Friday, June 20, 2008
The problem of moving a large file from point A, to point B, is one that occurs regularly with distributed production teams. Most productions resort to sending hard drives or DVDs via courier. I just last week had to send eight packages of DVDs to points around the world. What a pain.
I’ve been looking into adding a “set it and forget it” asset transfer to ShotRunner and it seems like a piece-wise torrent prototocol is the ticket. Still doing research, but looking for a protocol that would keep the chunk size small, that could be throttled back to consume some fraction of the available bandwidth, that is secure, and that would be undetectable by ISPs.

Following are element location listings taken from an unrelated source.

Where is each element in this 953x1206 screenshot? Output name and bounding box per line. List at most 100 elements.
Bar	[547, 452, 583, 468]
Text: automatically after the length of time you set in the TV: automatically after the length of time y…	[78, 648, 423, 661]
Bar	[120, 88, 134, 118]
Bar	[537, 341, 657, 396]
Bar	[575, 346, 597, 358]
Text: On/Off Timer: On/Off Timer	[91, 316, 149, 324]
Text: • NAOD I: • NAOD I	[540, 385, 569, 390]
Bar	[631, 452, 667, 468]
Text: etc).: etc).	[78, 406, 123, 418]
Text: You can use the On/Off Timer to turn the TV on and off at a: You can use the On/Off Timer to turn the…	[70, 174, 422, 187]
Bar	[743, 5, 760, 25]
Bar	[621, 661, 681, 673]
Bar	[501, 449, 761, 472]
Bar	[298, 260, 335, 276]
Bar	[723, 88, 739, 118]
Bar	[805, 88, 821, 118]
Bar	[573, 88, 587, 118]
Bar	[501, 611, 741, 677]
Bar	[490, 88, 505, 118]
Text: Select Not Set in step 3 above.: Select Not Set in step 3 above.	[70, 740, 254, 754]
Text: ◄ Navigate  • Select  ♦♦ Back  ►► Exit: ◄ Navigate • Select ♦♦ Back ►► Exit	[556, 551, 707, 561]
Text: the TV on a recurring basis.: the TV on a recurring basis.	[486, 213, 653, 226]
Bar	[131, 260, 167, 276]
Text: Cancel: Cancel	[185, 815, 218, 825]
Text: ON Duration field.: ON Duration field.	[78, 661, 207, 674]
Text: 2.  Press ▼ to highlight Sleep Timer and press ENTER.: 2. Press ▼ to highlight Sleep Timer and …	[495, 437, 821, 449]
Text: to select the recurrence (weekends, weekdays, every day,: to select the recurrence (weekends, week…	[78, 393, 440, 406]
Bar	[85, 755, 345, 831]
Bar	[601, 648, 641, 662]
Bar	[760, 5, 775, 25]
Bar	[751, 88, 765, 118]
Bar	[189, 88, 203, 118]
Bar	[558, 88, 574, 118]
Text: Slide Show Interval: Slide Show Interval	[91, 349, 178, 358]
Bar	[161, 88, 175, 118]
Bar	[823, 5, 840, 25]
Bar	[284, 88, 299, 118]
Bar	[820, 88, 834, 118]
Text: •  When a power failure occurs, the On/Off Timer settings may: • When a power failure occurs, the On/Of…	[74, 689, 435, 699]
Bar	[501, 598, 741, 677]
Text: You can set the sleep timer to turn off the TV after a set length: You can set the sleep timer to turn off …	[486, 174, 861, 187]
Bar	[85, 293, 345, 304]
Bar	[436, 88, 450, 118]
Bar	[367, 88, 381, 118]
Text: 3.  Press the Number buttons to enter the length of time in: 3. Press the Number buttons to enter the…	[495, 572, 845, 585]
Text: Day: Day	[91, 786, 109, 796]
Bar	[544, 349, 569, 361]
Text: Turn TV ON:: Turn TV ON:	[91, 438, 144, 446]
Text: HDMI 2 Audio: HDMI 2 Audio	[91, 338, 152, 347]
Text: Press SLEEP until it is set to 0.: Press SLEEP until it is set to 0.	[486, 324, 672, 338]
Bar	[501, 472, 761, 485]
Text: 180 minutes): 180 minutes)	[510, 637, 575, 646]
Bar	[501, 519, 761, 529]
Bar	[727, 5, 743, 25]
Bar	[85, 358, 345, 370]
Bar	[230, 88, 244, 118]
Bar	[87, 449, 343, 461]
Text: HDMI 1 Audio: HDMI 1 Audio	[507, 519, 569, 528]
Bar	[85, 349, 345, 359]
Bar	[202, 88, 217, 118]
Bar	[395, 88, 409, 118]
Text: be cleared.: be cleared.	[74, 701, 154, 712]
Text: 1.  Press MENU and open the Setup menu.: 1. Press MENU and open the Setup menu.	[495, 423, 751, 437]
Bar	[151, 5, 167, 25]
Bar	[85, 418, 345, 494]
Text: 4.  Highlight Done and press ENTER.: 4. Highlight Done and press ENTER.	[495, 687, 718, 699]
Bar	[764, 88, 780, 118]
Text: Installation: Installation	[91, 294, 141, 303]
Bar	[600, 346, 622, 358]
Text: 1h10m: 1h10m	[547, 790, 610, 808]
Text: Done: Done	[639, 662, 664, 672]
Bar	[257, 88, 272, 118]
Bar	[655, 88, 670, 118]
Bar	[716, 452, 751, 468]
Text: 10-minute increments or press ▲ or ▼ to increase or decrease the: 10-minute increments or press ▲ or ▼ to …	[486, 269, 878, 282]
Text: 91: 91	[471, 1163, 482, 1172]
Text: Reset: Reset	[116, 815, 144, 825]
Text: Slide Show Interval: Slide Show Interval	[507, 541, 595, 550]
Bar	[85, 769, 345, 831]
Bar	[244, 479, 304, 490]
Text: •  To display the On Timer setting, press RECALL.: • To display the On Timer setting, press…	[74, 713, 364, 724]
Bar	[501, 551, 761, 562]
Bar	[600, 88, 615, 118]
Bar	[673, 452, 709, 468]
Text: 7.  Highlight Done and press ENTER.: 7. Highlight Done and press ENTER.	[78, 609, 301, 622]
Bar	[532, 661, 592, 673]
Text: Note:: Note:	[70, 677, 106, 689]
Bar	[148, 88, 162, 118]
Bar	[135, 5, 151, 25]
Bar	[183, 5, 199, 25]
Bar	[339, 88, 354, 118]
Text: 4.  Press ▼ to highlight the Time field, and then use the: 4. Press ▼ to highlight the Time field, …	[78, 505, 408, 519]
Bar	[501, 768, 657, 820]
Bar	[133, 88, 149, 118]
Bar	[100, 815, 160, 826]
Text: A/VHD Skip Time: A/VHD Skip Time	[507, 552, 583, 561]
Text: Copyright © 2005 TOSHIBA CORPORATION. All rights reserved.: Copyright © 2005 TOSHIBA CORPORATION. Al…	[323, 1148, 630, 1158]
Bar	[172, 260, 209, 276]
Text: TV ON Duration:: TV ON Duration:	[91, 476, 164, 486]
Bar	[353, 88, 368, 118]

I want to build a facility that lets you say: “I need these plates to be in Zimbabwe by next Tuesday” and the system computes how to make it happen, and does the transfer.
As my buddy Martin Weber points out, torrents are very robust as the files are broken down into manageable chunks, and every chunk has its own checksum to verify whether the transfer was OK. If a chunk gets corrupted during the transfer, the client notices it immediately and the chuck is transferred again. Partial or corrupted chunks are discarded.
The peer-to-peer aspect of a torrent protocol won’t help us much as most assets simply need to arrive in one location. But dailies for feedback and approval, ah ha! That’s another story.
Incidentally, in my tests I’ve found that SFTP is a completely different beast from FTP and, aside from being secure, seems to be far, far more reliable than FTP. My upload speeds are abysmal, 56KB/sec, but I’ve been able to routinely upload 1-2GB files over SFTP.